Menurut Appi, mekanisme tersebut penting agar kebijakan khusus benar-benar menyasar pengemudi ojol dan tidak menjadi celah bagi oknum untuk menyalahgunakannya.
“Ini perlu dipastikan petunjuk pelaksanaannya supaya benar-benar kepada ojol itu tidak salah sasaran atau tidak dimanfaatkan oleh oknum-oknum yang mau main-main lagi di dalam situ,” tegasnya.
Ia meminta Pertamina, Pemerintah Provinsi Sulawesi Selatan, Pemerintah Kota Makassar, pengelola SPBU, dan satuan tugas terkait duduk bersama untuk merumuskan teknis pelaksanaan kebijakan tersebut.
Selain memperjuangkan relaksasi bagi pengemudi ojol, Appi juga meminta Pertamina memastikan kuota dan pasokan BBM bersubsidi sesuai dengan kebutuhan masyarakat.
Ia menilai penambahan kuota jangan baru dilakukan setelah terjadi antrean panjang atau pasokan mulai berkurang.
Menurut Appi, Pertamina semestinya memiliki data konsumsi yang dapat digunakan untuk mengantisipasi kebutuhan BBM di masing-masing wilayah.
“Perlu antisipasi, selalu pada saat kurang, kuotanya ditambah.
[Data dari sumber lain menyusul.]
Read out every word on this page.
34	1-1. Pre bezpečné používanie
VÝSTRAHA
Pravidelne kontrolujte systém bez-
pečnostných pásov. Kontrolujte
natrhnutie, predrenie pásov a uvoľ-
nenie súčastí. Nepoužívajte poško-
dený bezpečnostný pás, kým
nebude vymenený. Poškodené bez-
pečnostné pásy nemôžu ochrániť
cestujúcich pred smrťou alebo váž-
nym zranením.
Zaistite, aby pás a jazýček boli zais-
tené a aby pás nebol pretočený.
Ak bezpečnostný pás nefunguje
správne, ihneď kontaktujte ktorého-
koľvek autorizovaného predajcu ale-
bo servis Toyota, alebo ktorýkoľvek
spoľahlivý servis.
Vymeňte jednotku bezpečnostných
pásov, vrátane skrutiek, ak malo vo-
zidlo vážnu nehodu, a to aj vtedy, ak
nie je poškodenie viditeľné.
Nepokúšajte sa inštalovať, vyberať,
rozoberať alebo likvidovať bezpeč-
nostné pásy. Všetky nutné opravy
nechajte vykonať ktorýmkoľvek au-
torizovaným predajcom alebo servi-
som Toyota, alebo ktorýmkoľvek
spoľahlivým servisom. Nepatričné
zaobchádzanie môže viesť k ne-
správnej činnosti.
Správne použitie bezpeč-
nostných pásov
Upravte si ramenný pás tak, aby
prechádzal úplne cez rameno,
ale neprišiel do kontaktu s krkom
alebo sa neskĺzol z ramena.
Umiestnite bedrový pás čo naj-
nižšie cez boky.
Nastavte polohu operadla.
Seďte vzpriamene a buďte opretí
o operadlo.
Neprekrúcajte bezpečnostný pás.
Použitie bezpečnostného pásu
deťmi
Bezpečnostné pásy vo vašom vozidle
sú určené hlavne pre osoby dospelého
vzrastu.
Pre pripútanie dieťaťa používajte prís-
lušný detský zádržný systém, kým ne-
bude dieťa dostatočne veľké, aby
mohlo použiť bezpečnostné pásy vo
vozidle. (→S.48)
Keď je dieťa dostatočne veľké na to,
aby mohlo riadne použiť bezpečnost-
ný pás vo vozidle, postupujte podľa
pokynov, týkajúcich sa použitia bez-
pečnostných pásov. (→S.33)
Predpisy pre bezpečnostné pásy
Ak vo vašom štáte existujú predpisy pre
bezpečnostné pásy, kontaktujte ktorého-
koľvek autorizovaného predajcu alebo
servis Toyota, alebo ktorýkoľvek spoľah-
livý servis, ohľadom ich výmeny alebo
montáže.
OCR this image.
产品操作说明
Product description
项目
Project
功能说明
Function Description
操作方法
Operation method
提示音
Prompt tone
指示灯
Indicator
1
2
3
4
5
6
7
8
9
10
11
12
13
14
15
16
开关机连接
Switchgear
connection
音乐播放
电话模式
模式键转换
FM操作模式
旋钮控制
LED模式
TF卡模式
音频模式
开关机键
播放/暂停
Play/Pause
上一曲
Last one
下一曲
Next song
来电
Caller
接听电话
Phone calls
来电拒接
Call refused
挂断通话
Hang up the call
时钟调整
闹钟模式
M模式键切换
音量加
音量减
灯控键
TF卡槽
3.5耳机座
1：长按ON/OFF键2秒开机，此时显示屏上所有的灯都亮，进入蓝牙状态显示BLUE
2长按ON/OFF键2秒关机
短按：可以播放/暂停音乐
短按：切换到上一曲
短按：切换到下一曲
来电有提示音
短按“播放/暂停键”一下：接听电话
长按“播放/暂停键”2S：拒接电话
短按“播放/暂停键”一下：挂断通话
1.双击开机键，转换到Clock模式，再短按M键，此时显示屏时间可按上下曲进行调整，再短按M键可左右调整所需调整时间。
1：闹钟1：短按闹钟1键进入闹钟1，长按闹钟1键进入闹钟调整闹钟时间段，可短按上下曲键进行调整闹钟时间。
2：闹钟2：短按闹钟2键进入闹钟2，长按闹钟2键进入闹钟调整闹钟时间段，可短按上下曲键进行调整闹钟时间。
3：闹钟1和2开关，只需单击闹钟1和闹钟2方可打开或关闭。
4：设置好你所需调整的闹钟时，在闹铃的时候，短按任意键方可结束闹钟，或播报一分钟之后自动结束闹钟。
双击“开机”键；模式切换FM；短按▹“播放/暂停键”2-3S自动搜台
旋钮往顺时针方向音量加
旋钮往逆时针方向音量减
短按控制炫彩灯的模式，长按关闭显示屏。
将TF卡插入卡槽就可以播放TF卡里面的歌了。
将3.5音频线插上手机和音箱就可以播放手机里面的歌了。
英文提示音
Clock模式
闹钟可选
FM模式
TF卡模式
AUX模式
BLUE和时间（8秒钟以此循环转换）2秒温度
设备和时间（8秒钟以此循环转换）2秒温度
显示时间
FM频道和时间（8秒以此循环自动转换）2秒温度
Artinya kebutuhan masyarakat ini kan, saya pikir Pertamina sudah tahu berapa konsumsi, tingkat konsumsi, dan sebagainya yang harus disediakan,” katanya.
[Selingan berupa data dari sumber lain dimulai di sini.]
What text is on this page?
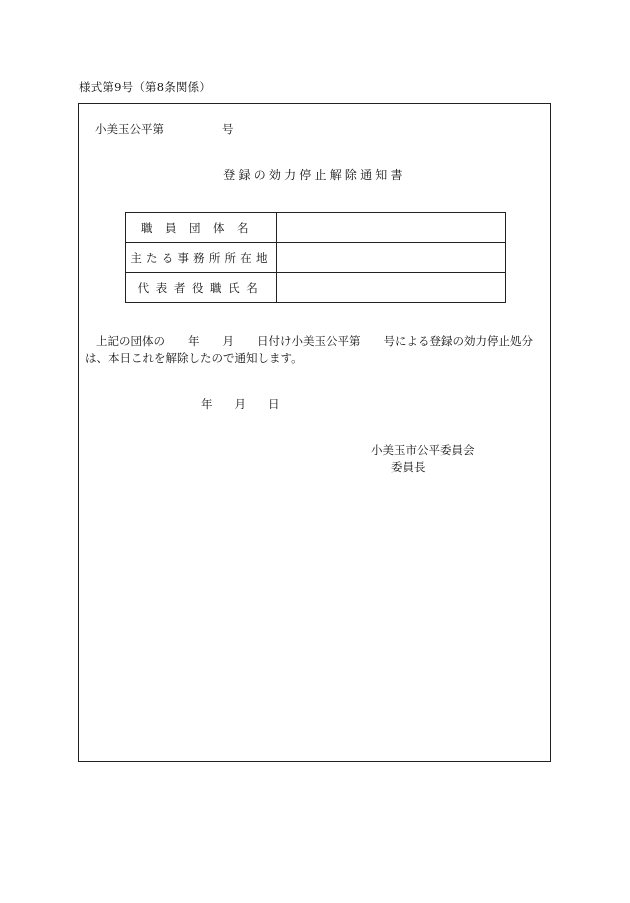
様式第9号（第8条関係）
小美玉公平第	号
登録の効力停止解除通知書
職員団体名	
主たる事務所所在地	
代表者役職氏名	
上記の団体の　　年　　月　　日付け小美玉公平第　　号による登録の効力停止処分
は、本日これを解除したので通知します。
年 月 日
小美玉市公平委員会
委員長
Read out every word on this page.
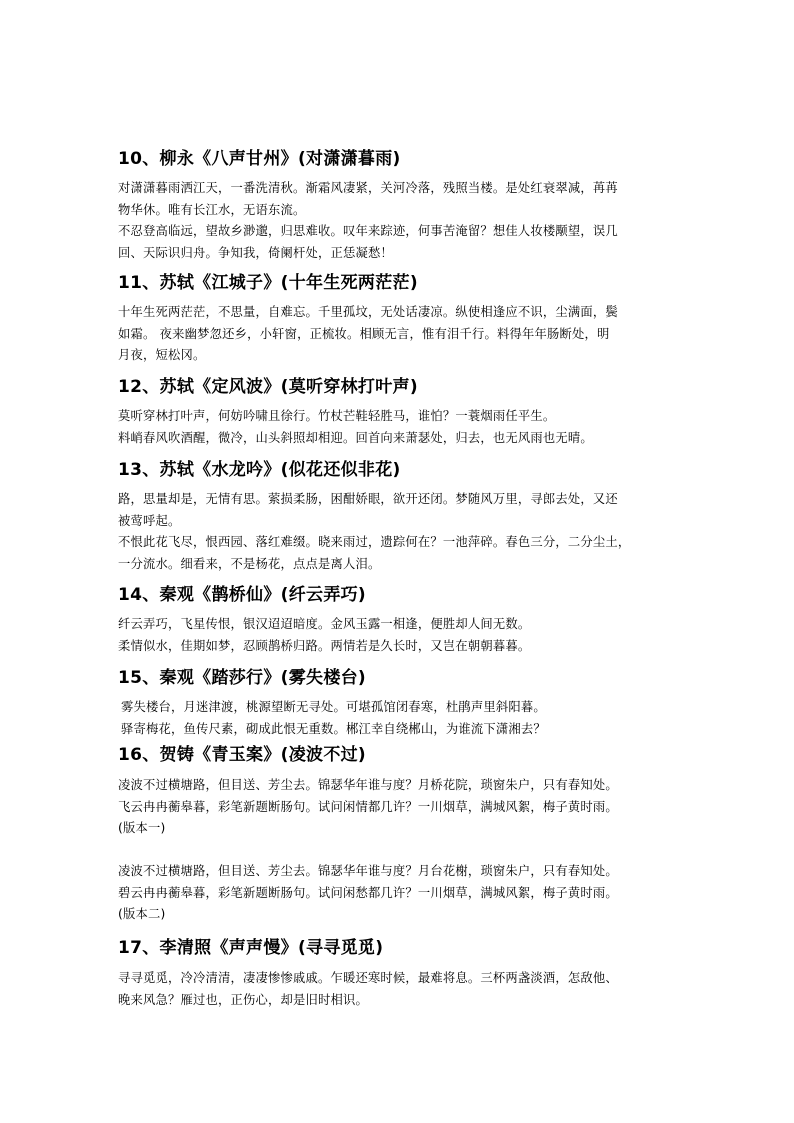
10、柳永《八声甘州》(对潇潇暮雨)
对潇潇暮雨洒江天，一番洗清秋。渐霜风凄紧，关河冷落，残照当楼。是处红衰翠减，苒苒
物华休。唯有长江水，无语东流。
不忍登高临远，望故乡渺邈，归思难收。叹年来踪迹，何事苦淹留？想佳人妆楼颙望，误几
回、天际识归舟。争知我，倚阑杆处，正恁凝愁！
11、苏轼《江城子》(十年生死两茫茫)
十年生死两茫茫，不思量，自难忘。千里孤坟，无处话凄凉。纵使相逢应不识，尘满面，鬓
如霜。 夜来幽梦忽还乡，小轩窗，正梳妆。相顾无言，惟有泪千行。料得年年肠断处，明
月夜，短松冈。
12、苏轼《定风波》(莫听穿林打叶声)
莫听穿林打叶声，何妨吟啸且徐行。竹杖芒鞋轻胜马，谁怕？一蓑烟雨任平生。
料峭春风吹酒醒，微冷，山头斜照却相迎。回首向来萧瑟处，归去，也无风雨也无晴。
13、苏轼《水龙吟》(似花还似非花)
路，思量却是，无情有思。萦损柔肠，困酣娇眼，欲开还闭。梦随风万里，寻郎去处，又还
被莺呼起。
不恨此花飞尽，恨西园、落红难缀。晓来雨过，遗踪何在？一池萍碎。春色三分，二分尘土，
一分流水。细看来，不是杨花，点点是离人泪。
14、秦观《鹊桥仙》(纤云弄巧)
纤云弄巧，飞星传恨，银汉迢迢暗度。金风玉露一相逢，便胜却人间无数。
柔情似水，佳期如梦，忍顾鹊桥归路。两情若是久长时，又岂在朝朝暮暮。
15、秦观《踏莎行》(雾失楼台)
雾失楼台，月迷津渡，桃源望断无寻处。可堪孤馆闭春寒，杜鹃声里斜阳暮。
驿寄梅花，鱼传尺素，砌成此恨无重数。郴江幸自绕郴山，为谁流下潇湘去？
16、贺铸《青玉案》(凌波不过)
凌波不过横塘路，但目送、芳尘去。锦瑟华年谁与度？月桥花院，琐窗朱户，只有春知处。
飞云冉冉蘅皋暮，彩笔新题断肠句。试问闲情都几许？一川烟草，满城风絮，梅子黄时雨。
(版本一)
凌波不过横塘路，但目送、芳尘去。锦瑟华年谁与度？月台花榭，琐窗朱户，只有春知处。
碧云冉冉蘅皋暮，彩笔新题断肠句。试问闲愁都几许？一川烟草，满城风絮，梅子黄时雨。
(版本二)
17、李清照《声声慢》(寻寻觅觅)
寻寻觅觅，冷冷清清，凄凄惨惨戚戚。乍暖还寒时候，最难将息。三杯两盏淡酒，怎敌他、
晚来风急？雁过也，正伤心，却是旧时相识。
Ia meminta kebutuhan masyarakat benar-benar menjadi dasar dalam menentukan ketersediaan produk BBM di lapangan.
“Ini sangat penting untuk kita pastikan, memastikan ini supaya tidak ada kekurangan kebutuhan yang diinginkan,” lanjut Appi.
Appi juga menyoroti persoalan disparitas harga antarjenis BBM yang dinilai dapat memengaruhi pola pilihan masyarakat.
Menurutnya, ketika harga dan ketersediaan suatu jenis BBM berbeda jauh dengan produk lainnya, masyarakat akan cenderung melakukan pergeseran pilihan. Kondisi tersebut berpotensi meningkatkan tekanan terhadap jenis BBM tertentu.
Ia meminta Pertamina mengkaji persoalan disparitas tersebut agar pola migrasi masyarakat terhadap jenis BBM tidak justru menimbulkan persoalan baru.
“Kita meminta kepada Pertamina untuk mengkaji lebih baik terkait disparitas supaya pola migrasi ini tidak memberatkan masyarakat,” ujarnya.
Appi mencontohkan, ketika permintaan terhadap Pertalite tinggi sementara ketersediaannya terbatas, sedangkan produk BBM lain tersedia lebih banyak, maka antrean berpotensi kembali terjadi.
“Nah, ini harus disesuaikan dengan kondisi yang ada sehingga memang ini harus benar-benar dipastikan memenuhi kebutuhan masyarakat,” katanya.
Appi berharap hasil monitoring dan evaluasi penyaluran BBM bersubsidi dapat menghasilkan kebijakan yang lebih adaptif terhadap kondisi masyarakat.
Menurutnya, pengendalian distribusi BBM tetap diperlukan, tetapi kebijakan tersebut harus mempertimbangkan kelompok masyarakat yang menggantungkan penghasilan pada mobilitas kendaraan.
“Termasuk kelompok pekerja yang sangat bergantung pada mobilitas kendaraan seperti pengemudi ojol,” tukasnya.
Rapat monitoring dan evaluasi tersebut dihadiri Gubernur Sulawesi Selatan Andi Sudirman Sulaiman, Wakil Gubernur Sulsel Fatmawati Rusdi, Ketua DPRD Sulsel Andi Rahmatika Dewi, Wali Kota Makassar Munafri Arifuddin, sejumlah kepala daerah, serta unsur Forkopimda Sulsel, termasuk jajaran Polda, Pangdam, dan Kejati.